No Brasil, existem cidadãos comuns, como você, leitor, e eu. E existem castas, como o Judiciário, sustentadas com o dinheiro dos nossos impostos e adubadas com privilégios e mordomias que ofendem o simples bom senso. Ainda nem temos vacinas aprovadas e liberadas e suas excelências do STF e do STJ já estavam prontas para furar a fila da imunização. As duas mais altas cortes enviaram os pedidos à Fundação Oswaldo Cruz, que os rechaçou.

Num momento de emergência sanitária e com autoridades incompetentes no comando da saúde dos brasileiros, as maiores instâncias do Judiciário deveriam ser as primeiras a dar o bom exemplo e aguardar sua vez na escala de prioridades, a ser definida de acordo com critérios científicos e levando-se em conta a vulnerabilidade de grupos mais expostos ao vírus. Mas as cúpulas do Judiciário preferiram se orientar pelo adágio mesquinho: farinha pouca, meu pirão primeiro. O que me lembra também o salve-se quem puder da primeira classe no convés do Titanic.

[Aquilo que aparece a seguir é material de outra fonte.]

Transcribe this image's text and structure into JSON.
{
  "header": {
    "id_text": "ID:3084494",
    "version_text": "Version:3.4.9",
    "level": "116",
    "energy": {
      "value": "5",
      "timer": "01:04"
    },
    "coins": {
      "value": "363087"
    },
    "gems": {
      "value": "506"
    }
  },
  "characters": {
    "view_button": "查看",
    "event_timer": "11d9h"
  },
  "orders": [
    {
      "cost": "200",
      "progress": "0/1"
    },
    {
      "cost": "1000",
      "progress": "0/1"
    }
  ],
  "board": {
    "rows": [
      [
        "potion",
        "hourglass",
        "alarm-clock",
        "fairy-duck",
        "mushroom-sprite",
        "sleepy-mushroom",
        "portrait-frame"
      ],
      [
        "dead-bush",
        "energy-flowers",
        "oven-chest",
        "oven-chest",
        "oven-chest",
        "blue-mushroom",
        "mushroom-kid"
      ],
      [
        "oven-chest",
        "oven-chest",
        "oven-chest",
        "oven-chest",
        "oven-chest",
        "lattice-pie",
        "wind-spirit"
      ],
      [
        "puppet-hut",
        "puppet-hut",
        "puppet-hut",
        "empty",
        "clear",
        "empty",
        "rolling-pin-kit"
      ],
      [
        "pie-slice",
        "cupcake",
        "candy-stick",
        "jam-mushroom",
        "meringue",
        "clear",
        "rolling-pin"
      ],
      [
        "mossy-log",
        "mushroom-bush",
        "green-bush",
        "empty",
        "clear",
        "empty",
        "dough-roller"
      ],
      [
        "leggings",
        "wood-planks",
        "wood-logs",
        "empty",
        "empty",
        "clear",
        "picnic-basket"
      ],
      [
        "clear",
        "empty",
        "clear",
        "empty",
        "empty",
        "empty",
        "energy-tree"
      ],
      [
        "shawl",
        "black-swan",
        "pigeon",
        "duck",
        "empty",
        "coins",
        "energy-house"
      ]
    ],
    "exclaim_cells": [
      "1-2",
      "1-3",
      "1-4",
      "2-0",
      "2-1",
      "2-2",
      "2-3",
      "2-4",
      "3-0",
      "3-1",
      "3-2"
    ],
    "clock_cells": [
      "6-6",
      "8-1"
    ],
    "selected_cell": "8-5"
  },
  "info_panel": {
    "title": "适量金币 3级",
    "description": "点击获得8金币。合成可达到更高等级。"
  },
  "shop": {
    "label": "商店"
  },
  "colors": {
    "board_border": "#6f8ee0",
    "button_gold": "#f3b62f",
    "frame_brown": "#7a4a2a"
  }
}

O STF pediu uma reserva de 7.000 doses para ministros e servidores do tribunal e do Conselho Nacional de Justiça. O STJ disse que enviou um “protocolo comercial”, que se refere à “intenção de compra” das doses para imunizar magistrados, servidores e seus dependentes. Sim, você leu direito. O STJ alegou que pretendia comprar as vacinas que, até onde se sabe, serão distribuídas gratuitamente pelo Plano Nacional de Imunização (vai saber quando). Seria um auxílio-vacina?

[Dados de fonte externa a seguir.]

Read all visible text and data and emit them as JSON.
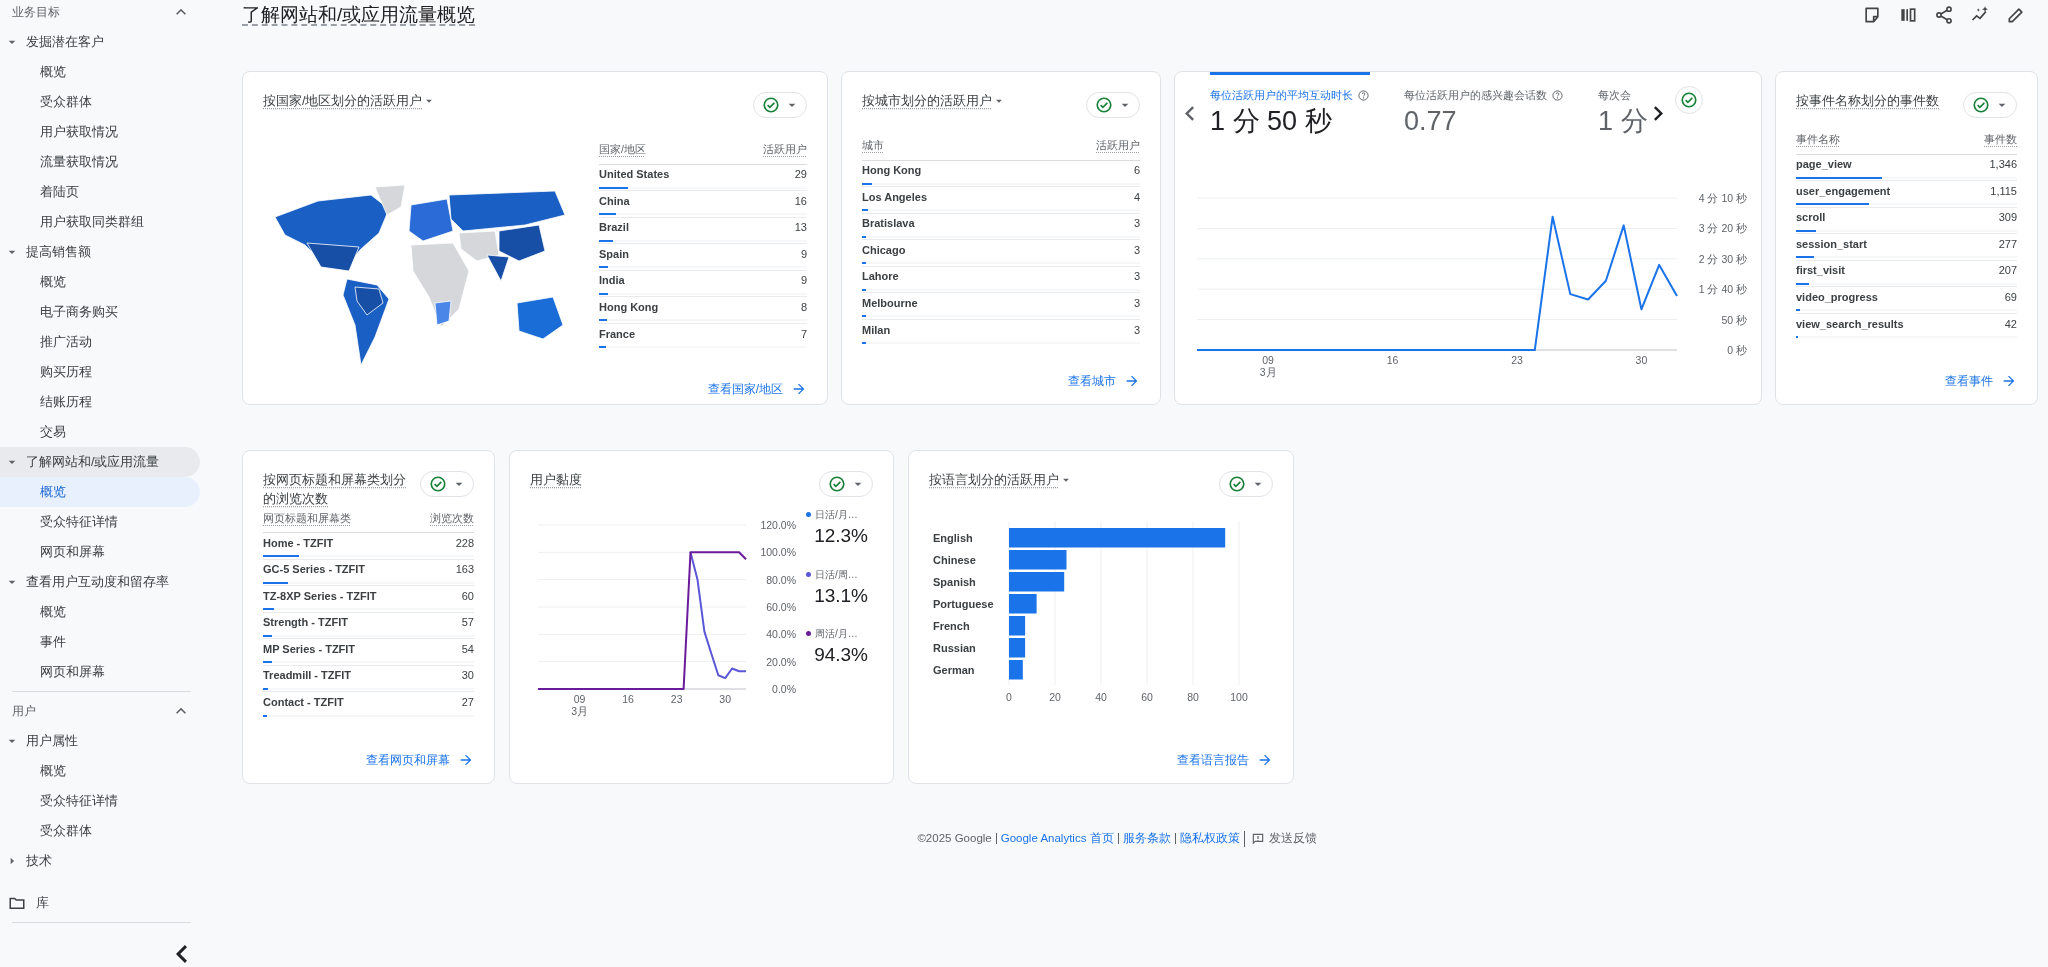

Não fosse a revelação pela imprensa e a negativa contundente da Fiocruz, talvez outras categorias já estivessem a reivindicar tratamento “isonômico”. A mentalidade da aristocracia do setor público brasileiro opera uma rota de colisão com qualquer projeto de sociedade menos desigual e mais justa. Regalias de toda sorte para uma elite “diferenciada” transformam em uma quimera o ideal de cidadania já alcançado por outros países. Data vênia, excelências, que vergonha!